In so ruling, the Court relied on the U.S. Supreme Court's holding in Stolt-Nielsen S.A. v. AnimalFeeds Int'l Corp., 559 U.S. 662, 671 (2010), that "the arbitrator … is not free to ignore or abandon the plain language of the [parties' agreement]…," and that "[a]n arbitrator exceeds his powers … when he reforms material terms of a contract so that the agreement conforms with his own sense of equity or justice." The Court also cited other cases applying this rule that had reached the same result, including PMA Capital Ins. Co. v. Platinum Underwriters Bermuda, Ltd., 400 Fed.Appx. 654, 656 (3d Cir. 2010), where the appellate court held that "t]he arbitrators in this case, by … rewriting material terms of the contract they purported to implement, went beyond the scope of their authority."
In addition to holding that "the arbitrator exceeded his authority here,"7 the Court also addressed an important procedural issue relating to challenges to arbitration awards, which is whether language in an arbitration agreement stating that any resulting arbitration award will "final, binding and non-appealable" precludes the federal courts from reviewing such an award, and if appropriate vacating or modifying it, under the Federal Arbitration Act (FAA). In finding that such language did not preclude FAA review in this case, the Court noted that a number of federal courts across the country have held that while such language precludes general re-adjudication of the merits of an arbitration, it cannot override the statutory review provided for under the FAA, and that the sophisticated parties in this case could be presumed to have been aware of these precedents and must therefore have intended that result in their contracts.

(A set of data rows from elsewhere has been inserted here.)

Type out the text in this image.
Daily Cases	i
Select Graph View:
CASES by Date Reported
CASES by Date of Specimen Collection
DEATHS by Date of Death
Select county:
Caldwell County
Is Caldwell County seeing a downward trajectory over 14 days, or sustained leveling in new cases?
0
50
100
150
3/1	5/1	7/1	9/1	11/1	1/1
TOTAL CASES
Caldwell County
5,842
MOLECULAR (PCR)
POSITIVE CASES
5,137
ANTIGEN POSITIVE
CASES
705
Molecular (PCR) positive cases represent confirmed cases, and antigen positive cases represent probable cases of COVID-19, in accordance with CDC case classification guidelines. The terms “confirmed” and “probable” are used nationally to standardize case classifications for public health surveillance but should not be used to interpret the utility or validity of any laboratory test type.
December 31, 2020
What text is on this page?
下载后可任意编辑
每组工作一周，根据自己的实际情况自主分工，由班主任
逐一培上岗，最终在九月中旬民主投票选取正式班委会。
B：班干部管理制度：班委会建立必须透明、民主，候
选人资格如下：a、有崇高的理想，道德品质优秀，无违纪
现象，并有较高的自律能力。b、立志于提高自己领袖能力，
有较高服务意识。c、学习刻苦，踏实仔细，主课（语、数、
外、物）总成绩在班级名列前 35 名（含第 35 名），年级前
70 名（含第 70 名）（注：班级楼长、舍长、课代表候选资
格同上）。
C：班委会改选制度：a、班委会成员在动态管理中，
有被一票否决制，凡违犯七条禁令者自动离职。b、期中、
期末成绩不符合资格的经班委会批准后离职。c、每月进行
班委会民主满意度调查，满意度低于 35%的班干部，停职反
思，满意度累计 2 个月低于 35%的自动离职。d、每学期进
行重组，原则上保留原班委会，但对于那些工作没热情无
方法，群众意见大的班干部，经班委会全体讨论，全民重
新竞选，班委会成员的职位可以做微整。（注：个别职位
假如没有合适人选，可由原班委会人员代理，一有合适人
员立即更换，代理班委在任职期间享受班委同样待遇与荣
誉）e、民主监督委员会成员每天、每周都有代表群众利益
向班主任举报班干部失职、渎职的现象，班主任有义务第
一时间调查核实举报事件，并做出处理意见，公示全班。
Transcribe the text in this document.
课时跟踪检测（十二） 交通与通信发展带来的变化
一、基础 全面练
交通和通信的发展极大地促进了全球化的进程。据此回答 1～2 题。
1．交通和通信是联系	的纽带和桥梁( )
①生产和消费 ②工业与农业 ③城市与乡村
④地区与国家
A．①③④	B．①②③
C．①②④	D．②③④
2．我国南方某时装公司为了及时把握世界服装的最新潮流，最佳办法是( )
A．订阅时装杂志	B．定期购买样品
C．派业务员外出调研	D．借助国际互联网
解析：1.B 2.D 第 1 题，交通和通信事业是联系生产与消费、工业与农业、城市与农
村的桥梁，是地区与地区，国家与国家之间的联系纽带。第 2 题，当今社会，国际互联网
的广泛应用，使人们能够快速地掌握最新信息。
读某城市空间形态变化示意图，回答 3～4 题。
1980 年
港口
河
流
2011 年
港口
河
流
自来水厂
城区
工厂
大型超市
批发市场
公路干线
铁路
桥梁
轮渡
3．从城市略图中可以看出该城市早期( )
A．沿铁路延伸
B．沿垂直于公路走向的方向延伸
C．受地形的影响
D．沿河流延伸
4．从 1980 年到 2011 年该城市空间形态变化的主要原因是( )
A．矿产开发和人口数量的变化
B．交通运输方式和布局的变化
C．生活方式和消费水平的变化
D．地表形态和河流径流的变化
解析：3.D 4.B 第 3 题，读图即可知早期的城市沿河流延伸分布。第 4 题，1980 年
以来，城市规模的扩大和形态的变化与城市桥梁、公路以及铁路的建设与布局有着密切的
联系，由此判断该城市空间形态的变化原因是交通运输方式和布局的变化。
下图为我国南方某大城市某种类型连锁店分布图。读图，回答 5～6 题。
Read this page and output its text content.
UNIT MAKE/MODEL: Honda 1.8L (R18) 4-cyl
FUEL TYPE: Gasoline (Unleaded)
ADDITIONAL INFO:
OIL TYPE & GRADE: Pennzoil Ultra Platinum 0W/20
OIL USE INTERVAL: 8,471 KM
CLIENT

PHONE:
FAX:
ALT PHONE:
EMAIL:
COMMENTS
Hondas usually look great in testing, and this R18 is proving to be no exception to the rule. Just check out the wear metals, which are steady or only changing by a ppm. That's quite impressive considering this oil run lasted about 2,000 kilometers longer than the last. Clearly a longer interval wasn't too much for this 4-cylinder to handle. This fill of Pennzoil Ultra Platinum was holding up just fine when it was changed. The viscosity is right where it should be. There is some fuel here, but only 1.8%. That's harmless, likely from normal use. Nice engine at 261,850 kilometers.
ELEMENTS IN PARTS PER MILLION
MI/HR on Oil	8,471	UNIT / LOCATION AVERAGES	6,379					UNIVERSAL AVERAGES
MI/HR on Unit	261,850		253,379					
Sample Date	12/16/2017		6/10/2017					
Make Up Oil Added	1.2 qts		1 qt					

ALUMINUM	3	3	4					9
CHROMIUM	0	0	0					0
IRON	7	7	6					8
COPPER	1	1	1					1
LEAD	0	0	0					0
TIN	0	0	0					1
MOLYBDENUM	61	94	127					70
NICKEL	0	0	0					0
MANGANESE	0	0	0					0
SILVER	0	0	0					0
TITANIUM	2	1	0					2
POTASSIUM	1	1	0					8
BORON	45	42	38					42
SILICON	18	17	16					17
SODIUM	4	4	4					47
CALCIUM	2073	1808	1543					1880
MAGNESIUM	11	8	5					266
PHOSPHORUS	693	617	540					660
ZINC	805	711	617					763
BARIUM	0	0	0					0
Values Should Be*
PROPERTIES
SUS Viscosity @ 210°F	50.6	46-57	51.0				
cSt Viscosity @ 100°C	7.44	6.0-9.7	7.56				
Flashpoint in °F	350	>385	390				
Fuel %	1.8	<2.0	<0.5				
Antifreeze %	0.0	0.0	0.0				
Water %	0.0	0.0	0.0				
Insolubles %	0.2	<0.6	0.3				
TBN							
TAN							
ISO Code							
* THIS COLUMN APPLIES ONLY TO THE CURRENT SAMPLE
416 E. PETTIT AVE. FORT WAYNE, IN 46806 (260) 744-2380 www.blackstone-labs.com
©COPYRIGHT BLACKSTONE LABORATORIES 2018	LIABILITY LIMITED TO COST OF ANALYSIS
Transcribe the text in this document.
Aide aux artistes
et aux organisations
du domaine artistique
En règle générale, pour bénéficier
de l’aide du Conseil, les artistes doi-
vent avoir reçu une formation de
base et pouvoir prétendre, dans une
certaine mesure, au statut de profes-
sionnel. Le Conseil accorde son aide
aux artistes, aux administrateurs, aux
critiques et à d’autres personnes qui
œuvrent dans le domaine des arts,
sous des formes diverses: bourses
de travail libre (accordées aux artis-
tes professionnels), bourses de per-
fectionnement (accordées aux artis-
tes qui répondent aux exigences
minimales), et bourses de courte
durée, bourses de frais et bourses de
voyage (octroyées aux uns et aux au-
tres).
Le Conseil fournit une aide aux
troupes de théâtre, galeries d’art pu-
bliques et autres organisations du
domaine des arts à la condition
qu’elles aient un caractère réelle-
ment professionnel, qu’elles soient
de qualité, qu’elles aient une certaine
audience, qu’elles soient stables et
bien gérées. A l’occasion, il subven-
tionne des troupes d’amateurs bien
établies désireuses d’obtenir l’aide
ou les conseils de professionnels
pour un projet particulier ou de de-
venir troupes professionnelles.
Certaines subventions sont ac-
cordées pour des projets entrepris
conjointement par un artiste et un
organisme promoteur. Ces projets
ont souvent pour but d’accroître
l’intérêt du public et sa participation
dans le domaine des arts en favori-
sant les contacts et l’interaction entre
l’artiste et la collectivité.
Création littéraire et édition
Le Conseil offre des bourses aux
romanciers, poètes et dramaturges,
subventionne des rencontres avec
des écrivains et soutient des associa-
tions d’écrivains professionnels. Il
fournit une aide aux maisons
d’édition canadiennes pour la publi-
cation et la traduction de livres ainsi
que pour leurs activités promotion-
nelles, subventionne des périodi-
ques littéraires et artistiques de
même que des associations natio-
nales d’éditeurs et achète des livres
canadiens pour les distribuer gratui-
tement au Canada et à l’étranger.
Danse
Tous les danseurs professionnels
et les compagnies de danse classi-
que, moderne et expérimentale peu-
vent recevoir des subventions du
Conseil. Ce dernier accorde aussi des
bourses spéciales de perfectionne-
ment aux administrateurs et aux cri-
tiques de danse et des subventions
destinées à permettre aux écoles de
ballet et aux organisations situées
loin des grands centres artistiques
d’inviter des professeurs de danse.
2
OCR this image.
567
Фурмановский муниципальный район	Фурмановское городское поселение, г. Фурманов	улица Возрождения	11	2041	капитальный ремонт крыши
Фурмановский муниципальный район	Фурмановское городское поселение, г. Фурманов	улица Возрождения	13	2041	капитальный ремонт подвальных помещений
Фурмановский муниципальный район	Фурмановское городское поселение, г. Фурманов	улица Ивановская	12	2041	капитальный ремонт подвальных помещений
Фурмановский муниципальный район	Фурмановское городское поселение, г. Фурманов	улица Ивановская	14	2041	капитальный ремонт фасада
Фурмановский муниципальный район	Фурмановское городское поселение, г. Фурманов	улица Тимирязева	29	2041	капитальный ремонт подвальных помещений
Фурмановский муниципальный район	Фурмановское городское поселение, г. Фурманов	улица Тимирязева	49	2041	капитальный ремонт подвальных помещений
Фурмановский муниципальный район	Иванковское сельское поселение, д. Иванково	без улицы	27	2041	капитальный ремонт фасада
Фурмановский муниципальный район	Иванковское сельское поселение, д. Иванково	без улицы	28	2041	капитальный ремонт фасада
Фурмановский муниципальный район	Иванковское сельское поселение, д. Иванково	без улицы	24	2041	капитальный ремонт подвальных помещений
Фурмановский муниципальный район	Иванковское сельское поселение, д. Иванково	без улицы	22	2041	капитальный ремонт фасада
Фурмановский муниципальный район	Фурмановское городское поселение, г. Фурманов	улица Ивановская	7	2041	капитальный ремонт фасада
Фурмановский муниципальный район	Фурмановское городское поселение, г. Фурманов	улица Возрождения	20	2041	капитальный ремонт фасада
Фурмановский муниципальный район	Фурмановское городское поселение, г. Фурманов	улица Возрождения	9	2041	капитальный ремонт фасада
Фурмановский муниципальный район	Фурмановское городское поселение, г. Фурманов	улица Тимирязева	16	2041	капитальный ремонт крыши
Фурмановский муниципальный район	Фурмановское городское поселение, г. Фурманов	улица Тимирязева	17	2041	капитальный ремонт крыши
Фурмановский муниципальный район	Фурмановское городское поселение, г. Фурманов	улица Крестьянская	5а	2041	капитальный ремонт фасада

In enacting the judicial review sections of the FAA, Congress provided a check on the authority of arbitrators in order to ensure that it remains within the limits of the parties' agreements, and their intentions. As the courts increasingly define the limits of arbitrators' authority in the context of individual cases, they are providing that check, while still granting the required deference to arbitration decisions that fairly interpret and draw their essence from the parties' contracts. It can be a complicated task, however, and parties seeking judicial review and vacatur of arbitration awards continue to bear a significant burden of proof. Simply arguing that the arbitrator exceeded his or her authority, or "rewrote" the contract, for example, does not make it so.
In another recent case, for example, Photographic Illustrators Corp. v. OSRAM Sylvania, Inc., 366 F. Supp. 3d 160 (D. Mass. 2019), the U.S. District Court for Massachusetts declined to vacate an arbitration award on either of those grounds after finding that, despite the moving party's argument to the contrary, the arbitrator "did not ignore the plain terms" of the parties' contract, in fact adjusted his award to adhere to those terms, and "did not ignore what the Agreement 'specifically and expressly provided.'" Id. at 168-169. Although the moving party had claimed, for example, that "the arbitrator exceeded his authority" in awarding certain large amounts of attorneys' fees and costs to the opposing party, which had prevailed only on its contract claim and not on its overlapping copyright claim, the Court concluded that "[h]e did not," in the process pointing out ways in which the arbitrator had been careful not to ignore, go beyond, or rewrite the contract, which the Court recognized would not have been permissible.8
These and other recent cases illustrate that reasoned judicial review of arbitration awards, and the authority of arbitrators to issue them, is both feasible and practical, and bearing in mind Justice Frankfurter's admonition about the dangers of unchecked authority in any context,9 it is a review process that parties should not hesitate to exercise – particularly where Congress has expressly provided for it.